As people get older, they tend to start putting on weight. New work from an international team of researchers can help explain that; the turnover of fatty acids called lipids in the fat tissue slows down. That makes it easier for people to gain weight even if they aren’t consuming more calories or reducing the amount that they exercise. The study, which used data obtained from human volunteers, has been reported in Nature Medicine and is described in the following video.
"The results indicate for the first time that processes in our fat tissue regulate changes in body weight during aging in a way that is independent of other factors," said one of the study authors Peter Arner, a professor at the Department of Medicine in Huddinge at the Karolinska Institutet. "This could open up new ways to treat obesity."
In this work, the researchers assessed fat cells taken over an average of thirteen years from 54 male and female study participants. Over the period the cells were assessed, every subject displayed a reduction in the rate at which fat was removed from their fat tissue and stored - slower lipid turnover. This happened whether the participants gained weight or lost it over that time.
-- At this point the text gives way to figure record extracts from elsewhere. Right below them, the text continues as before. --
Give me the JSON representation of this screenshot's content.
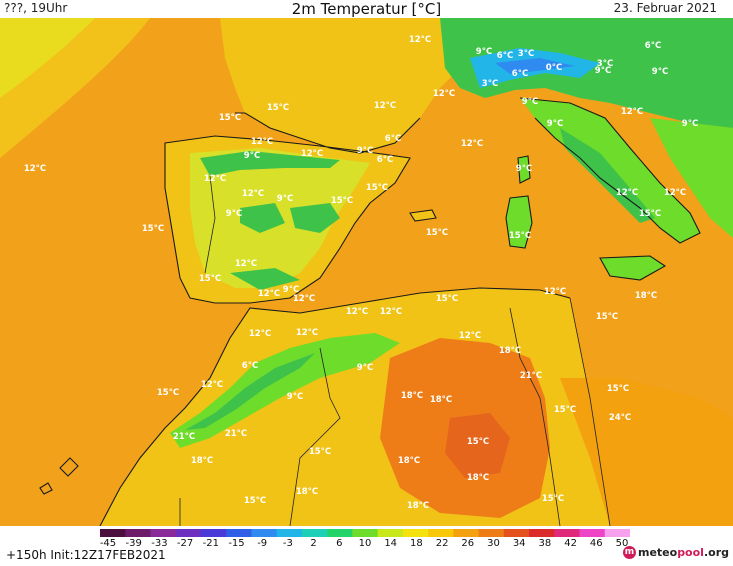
{
  "header": {
    "left": "???, 19Uhr",
    "title": "2m Temperatur [°C]",
    "date": "23. Februar 2021"
  },
  "footer": {
    "init": "+150h  Init:12Z17FEB2021",
    "logo_prefix": "meteo",
    "logo_brand": "pool",
    "logo_suffix": ".org"
  },
  "scale": {
    "ticks": [
      "-45",
      "-39",
      "-33",
      "-27",
      "-21",
      "-15",
      "-9",
      "-3",
      "2",
      "6",
      "10",
      "14",
      "18",
      "22",
      "26",
      "30",
      "34",
      "38",
      "42",
      "46",
      "50"
    ],
    "colors": [
      "#4a0f3d",
      "#6d1a68",
      "#8a2a9a",
      "#6c2fc0",
      "#4a3ad8",
      "#2f5fe6",
      "#2f8bf0",
      "#22b6e8",
      "#1ed0b8",
      "#22d46a",
      "#6edc2a",
      "#c8e81c",
      "#f4e20f",
      "#f8c808",
      "#f3a10f",
      "#ee7d18",
      "#e5501f",
      "#dc2a2a",
      "#e02a7a",
      "#ee44c8",
      "#f6a0ee"
    ]
  },
  "colors": {
    "sea": "#f2a21a",
    "land_warm": "#f0c316",
    "land_cool": "#d9e02a",
    "land_hot": "#ee7d18",
    "mountain": "#3fc24a",
    "cold": "#22b6e8"
  },
  "labels": [
    {
      "text": "12°C"
    },
    {
      "text": "9°C"
    },
    {
      "text": "6°C"
    },
    {
      "text": "3°C"
    },
    {
      "text": "6°C"
    },
    {
      "text": "3°C"
    },
    {
      "text": "0°C"
    },
    {
      "text": "9°C"
    },
    {
      "text": "6°C"
    },
    {
      "text": "3°C"
    },
    {
      "text": "12°C"
    },
    {
      "text": "12°C"
    },
    {
      "text": "9°C"
    },
    {
      "text": "9°C"
    },
    {
      "text": "15°C"
    },
    {
      "text": "15°C"
    },
    {
      "text": "12°C"
    },
    {
      "text": "9°C"
    },
    {
      "text": "6°C"
    },
    {
      "text": "12°C"
    },
    {
      "text": "12°C"
    },
    {
      "text": "9°C"
    },
    {
      "text": "12°C"
    },
    {
      "text": "9°C"
    },
    {
      "text": "12°C"
    },
    {
      "text": "15°C"
    },
    {
      "text": "15°C"
    },
    {
      "text": "12°C"
    },
    {
      "text": "9°C"
    },
    {
      "text": "6°C"
    },
    {
      "text": "9°C"
    },
    {
      "text": "12°C"
    },
    {
      "text": "9°C"
    },
    {
      "text": "12°C"
    },
    {
      "text": "12°C"
    },
    {
      "text": "15°C"
    },
    {
      "text": "15°C"
    },
    {
      "text": "12°C"
    },
    {
      "text": "15°C"
    },
    {
      "text": "9°C"
    },
    {
      "text": "12°C"
    },
    {
      "text": "12°C"
    },
    {
      "text": "12°C"
    },
    {
      "text": "12°C"
    },
    {
      "text": "15°C"
    },
    {
      "text": "9°C"
    },
    {
      "text": "12°C"
    },
    {
      "text": "12°C"
    },
    {
      "text": "6°C"
    },
    {
      "text": "12°C"
    },
    {
      "text": "9°C"
    },
    {
      "text": "9°C"
    },
    {
      "text": "12°C"
    },
    {
      "text": "15°C"
    },
    {
      "text": "15°C"
    },
    {
      "text": "15°C"
    },
    {
      "text": "12°C"
    },
    {
      "text": "18°C"
    },
    {
      "text": "15°C"
    },
    {
      "text": "18°C"
    },
    {
      "text": "18°C"
    },
    {
      "text": "21°C"
    },
    {
      "text": "18°C"
    },
    {
      "text": "15°C"
    },
    {
      "text": "15°C"
    },
    {
      "text": "24°C"
    },
    {
      "text": "15°C"
    },
    {
      "text": "21°C"
    },
    {
      "text": "21°C"
    },
    {
      "text": "18°C"
    },
    {
      "text": "15°C"
    },
    {
      "text": "18°C"
    },
    {
      "text": "18°C"
    },
    {
      "text": "18°C"
    },
    {
      "text": "15°C"
    },
    {
      "text": "18°C"
    },
    {
      "text": "15°C"
    }
  ]
}
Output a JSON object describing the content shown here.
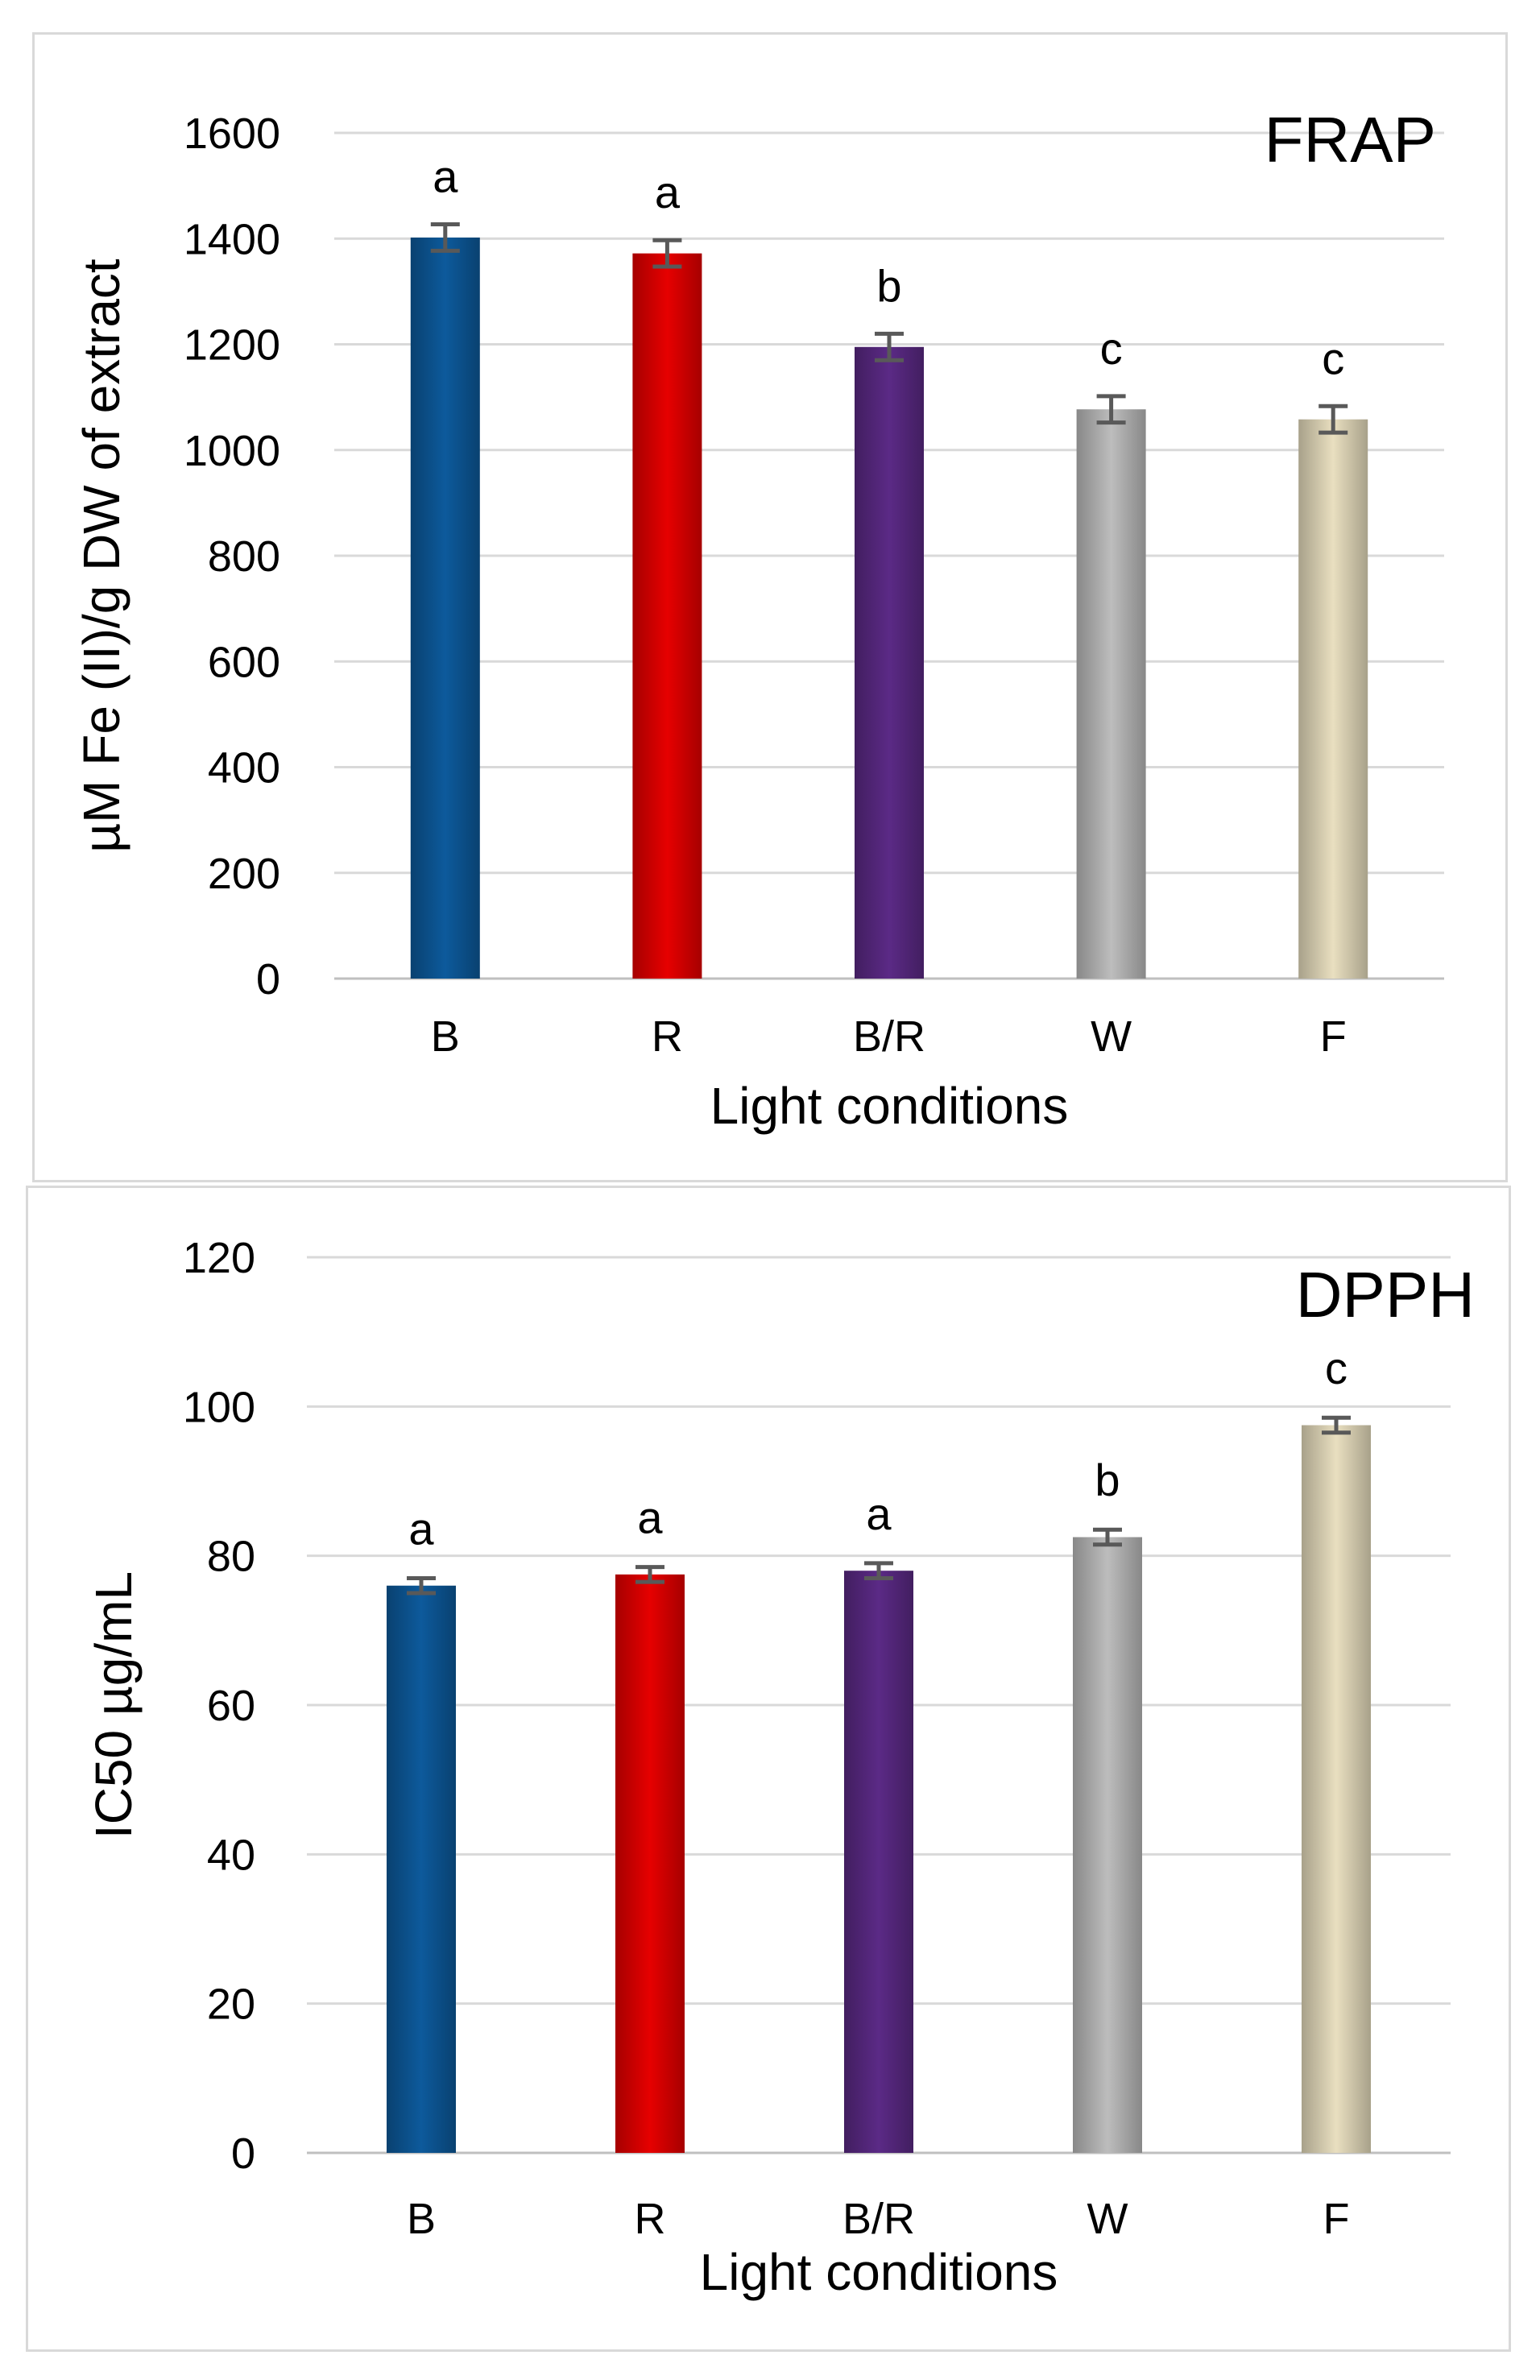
{
  "chart_data": [
    {
      "type": "bar",
      "title": "FRAP",
      "xlabel": "Light conditions",
      "ylabel": "µM Fe (II)/g DW of extract",
      "categories": [
        "B",
        "R",
        "B/R",
        "W",
        "F"
      ],
      "values": [
        1402,
        1372,
        1195,
        1077,
        1058
      ],
      "errors": [
        25,
        25,
        25,
        25,
        25
      ],
      "significance": [
        "a",
        "a",
        "b",
        "c",
        "c"
      ],
      "ylim": [
        0,
        1600
      ],
      "yticks": [
        0,
        200,
        400,
        600,
        800,
        1000,
        1200,
        1400,
        1600
      ],
      "grid": true,
      "colors": [
        "#0d5a9c",
        "#e60000",
        "#5b2a86",
        "#bdbdbd",
        "#e9dfc0"
      ]
    },
    {
      "type": "bar",
      "title": "DPPH",
      "xlabel": "Light conditions",
      "ylabel": "IC50 µg/mL",
      "categories": [
        "B",
        "R",
        "B/R",
        "W",
        "F"
      ],
      "values": [
        76,
        77.5,
        78,
        82.5,
        97.5
      ],
      "errors": [
        1,
        1,
        1,
        1,
        1
      ],
      "significance": [
        "a",
        "a",
        "a",
        "b",
        "c"
      ],
      "ylim": [
        0,
        120
      ],
      "yticks": [
        0,
        20,
        40,
        60,
        80,
        100,
        120
      ],
      "grid": true,
      "colors": [
        "#0d5a9c",
        "#e60000",
        "#5b2a86",
        "#bdbdbd",
        "#e9dfc0"
      ]
    }
  ]
}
If a study subject did not eat less to compensate for the reduction in lipid turnover, they gained an average of twenty percent of their weight.
The scientists also assessed fat cells from 41 women that had undergone bariatric surgery, focusing on the period four to seven years after their surgeries. Only women that had a low lipid turnover rate prior to surgery were able to increase the turnover and maintain the loss of weight. People that had a high turnover rate before surgery had less room to increase it, suggested the researchers, and were less likely to maintain their weight loss.
Previous work has suggested that lipid turnover rates can be raised by exercising more. This work supports that finding and indicates that weight loss surgery recipients could improve their long-term results by being more active.
"Obesity and obesity-related diseases have become a global problem," said study author Kirsty Spalding, a senior researcher at the Department of Cell and Molecular Biology at the Karolinska Institutet. "Understanding lipid dynamics and what regulates the size of the fat mass in humans has never been more relevant."